Dyson cleans up robotics with Vicon
There are few names that are as synonymous with innovation as Dyson. The company has become a watchword for invention and improvement ever since its founder and chief engineer, James Dyson became frustrated by his vacuum cleaner’s performance and took it apart to invent the world’s first bagless vacuum cleaner. Today, its vacuum cleaners, hand dryers, bladeless fans, heaters and more are sold in over 70 countries with design quality at the heart of its success.
A key area for future Dyson technology is robotics. The company began working with Imperial College’s Prof Andrew Davison in 2005 and in 2014 announced a new £5m robotics lab based at the college. The unveiling of Dyson’s 360 Eye robotic vacuum cleaner is just the start of exploring future robot technology development for the home and beyond, in both the Imperial College facility and in Dyson's R&D laboratory at their Malmesbury headquarters.
Enabling robots to work in the real world, through improved vision and computer processing power is no easy feat. It might sound easy to navigate a house.But every home has different furniture, curtains, flooring - all laid out differently and liable to be moved. High-performing domestic robots therefore need to undertake complex tasks while adapting to a constantly changing environment – something many existing products on the market simply can’t do.
Dyson has overcome this flaw with traditional robotic vacuum cleaners by recruiting the brightest minds in robotics, working with world class universities and creating best in class research, development and testing facilities at its headquarters in Malmesbury.
Chris Smith, Dyson electronics test systems leader, takes up the story: “At Dyson we encourage our engineers to test ideas rather than spending lots of time thinking hypothetically. That means we do lots of testing and validation particularly around robotic behaviours. We need to be able to test for every user interaction we can think of.”
When Dyson began planning for a new advanced robotics laboratory at its Malmesbury headquarters they started looking at new motion capture systems to further increase their understanding of machine behaviours. Much of the motion capture work takes place in the development testing phase to test the implementation of designs and software before products go into home trialling tests.

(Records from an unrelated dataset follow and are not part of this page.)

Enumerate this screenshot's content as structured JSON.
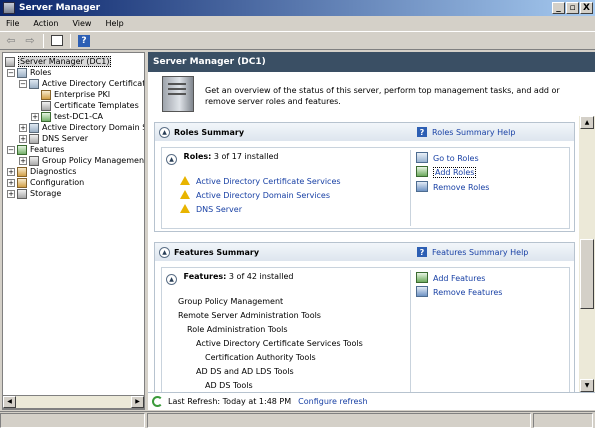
{
  "window": {
    "title": "Server Manager",
    "controls": [
      "_",
      "`",
      "X"
    ]
  },
  "menu": [
    "File",
    "Action",
    "View",
    "Help"
  ],
  "toolbar": {
    "back_icon": "back-arrow-icon",
    "forward_icon": "forward-arrow-icon",
    "help_label": "?"
  },
  "tree": {
    "items": [
      {
        "label": "Server Manager (DC1)",
        "expander": "",
        "icon": "server-manager-icon"
      },
      {
        "label": "Roles",
        "expander": "−",
        "icon": "roles-icon"
      },
      {
        "label": "Active Directory Certificate",
        "expander": "−",
        "icon": "certificate-services-icon"
      },
      {
        "label": "Enterprise PKI",
        "expander": "",
        "icon": "pki-icon"
      },
      {
        "label": "Certificate Templates",
        "expander": "",
        "icon": "templates-icon"
      },
      {
        "label": "test-DC1-CA",
        "expander": "+",
        "icon": "ca-icon"
      },
      {
        "label": "Active Directory Domain Se",
        "expander": "+",
        "icon": "domain-services-icon"
      },
      {
        "label": "DNS Server",
        "expander": "+",
        "icon": "dns-icon"
      },
      {
        "label": "Features",
        "expander": "−",
        "icon": "features-icon"
      },
      {
        "label": "Group Policy Management",
        "expander": "+",
        "icon": "group-policy-icon"
      },
      {
        "label": "Diagnostics",
        "expander": "+",
        "icon": "diagnostics-icon"
      },
      {
        "label": "Configuration",
        "expander": "+",
        "icon": "configuration-icon"
      },
      {
        "label": "Storage",
        "expander": "+",
        "icon": "storage-icon"
      }
    ]
  },
  "main": {
    "header": "Server Manager (DC1)",
    "overview": "Get an overview of the status of this server, perform top management tasks, and add or remove server roles and features.",
    "roles_summary": {
      "title": "Roles Summary",
      "help": "Roles Summary Help",
      "count_label": "Roles:",
      "count_value": "3 of 17 installed",
      "roles": [
        "Active Directory Certificate Services",
        "Active Directory Domain Services",
        "DNS Server"
      ],
      "actions": [
        "Go to Roles",
        "Add Roles",
        "Remove Roles"
      ]
    },
    "features_summary": {
      "title": "Features Summary",
      "help": "Features Summary Help",
      "count_label": "Features:",
      "count_value": "3 of 42 installed",
      "features": [
        "Group Policy Management",
        "Remote Server Administration Tools",
        "Role Administration Tools",
        "Active Directory Certificate Services Tools",
        "Certification Authority Tools",
        "AD DS and AD LDS Tools",
        "AD DS Tools"
      ],
      "actions": [
        "Add Features",
        "Remove Features"
      ]
    },
    "refresh": {
      "text": "Last Refresh: Today at 1:48 PM",
      "link": "Configure refresh"
    }
  }
}
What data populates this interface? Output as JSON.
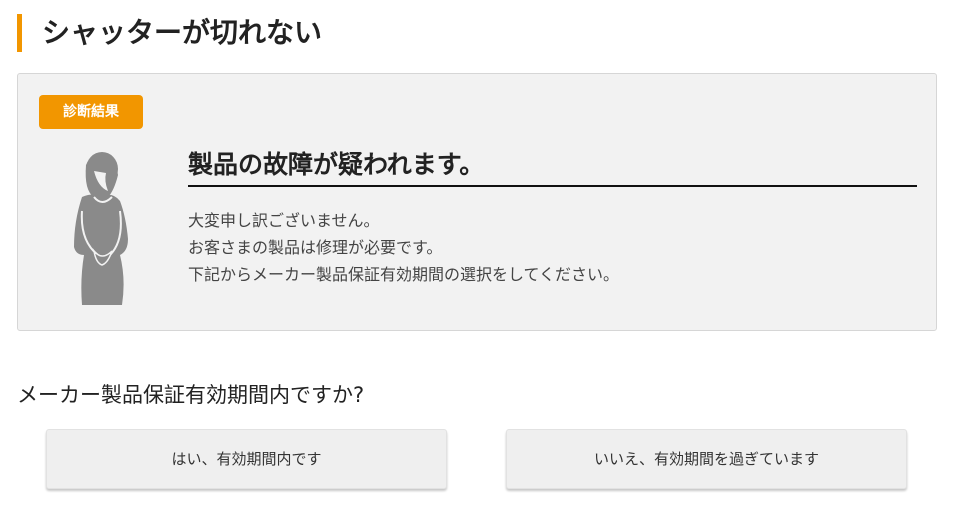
{
  "page": {
    "title": "シャッターが切れない"
  },
  "result": {
    "badge": "診断結果",
    "illustration_icon": "bowing-woman-icon",
    "headline": "製品の故障が疑われます。",
    "message_lines": [
      "大変申し訳ございません。",
      "お客さまの製品は修理が必要です。",
      "下記からメーカー製品保証有効期間の選択をしてください。"
    ]
  },
  "question": {
    "text": "メーカー製品保証有効期間内ですか?",
    "choices": [
      {
        "label": "はい、有効期間内です"
      },
      {
        "label": "いいえ、有効期間を過ぎています"
      }
    ]
  },
  "colors": {
    "accent": "#f29600",
    "box_background": "#f2f2f2",
    "illustration": "#8a8a8a"
  }
}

Vicon technology has given them the opportunity to get real-time and more accurate data as well as gain greater insight into measurements that were not previously obtainable with the original system such as heights, pitches and rolls. The Bonita family of cameras can capture speeds of up to 250 fps, which means Dyson can easily and precisely capture fast moving objects and track multiple items in the laboratory workspace. The robot testing team combines the motion capture technology with optical recording and a daylight simulator (which replaces the role of the sun) to ensure the lab is always at its optimal set up and closely resembles real-world conditions.
The cameras have been vital in helping the team test the robot behaviours. It’s used to test overall cleaning patterns such as where the robots go and how they got there. They have also used it for testing and improving navigation systems. Finally it’s also used for tracking control, to ensure the robotic cleaners take the most efficient cleaning paths, and object tracking the robot’s ability to detect and navigate around obstacles in the home.
Mike Aldred, Dyson Robotics lead, said: “Motion capture has allowed us to split and co-develop testing so we can help the robots to better understand ‘where they are’ and behaviours ‘what they do with where they are’. The Vicon technology allowed us to test extremes - it meant we could work out how much tolerance the robots will take before they break. We’ve been able to take them to high speeds to test safety, evaluate reaction times for movements and even look at what happens if they fail at speed.”
“It helps us gauge how the robots will act in different scenarios such as on different types of carpet” says Aldred. “If you’ve got a shagpile carpet rather than a traditional household carpet it means we can really understand exactly how the cleaner sensors would react, and how their movement could affect cleaning ability in order to give us a better sense of the error model. Having real-time data allows us to test, see the results and immediately react to them.”
The results from the testing haven’t thrown up major surprises but when things did go wrong it has helped them confirm that their thinking was on the right lines. For example it helped the team to analyse when slips or traction in carpets were caused by bumps – so the robotic cleaners were able to make a decision on what to do next. It’s helped bring together what the robot thinks it’s doing closer to what it’s actually doing.
Improved accuracy of data has also reduced having to repeat tasks with the number of cameras also allowing Dyson to scale up their test area for more scenarios. Aldred adds “Taking out the need to repeat tests means we have to do a lot less iterations. Previously we conducted about 100,000 tests and now we’ve rapidly reduced the amount of tests meaning we are between 25-100 times quicker depending on the tests we are doing.”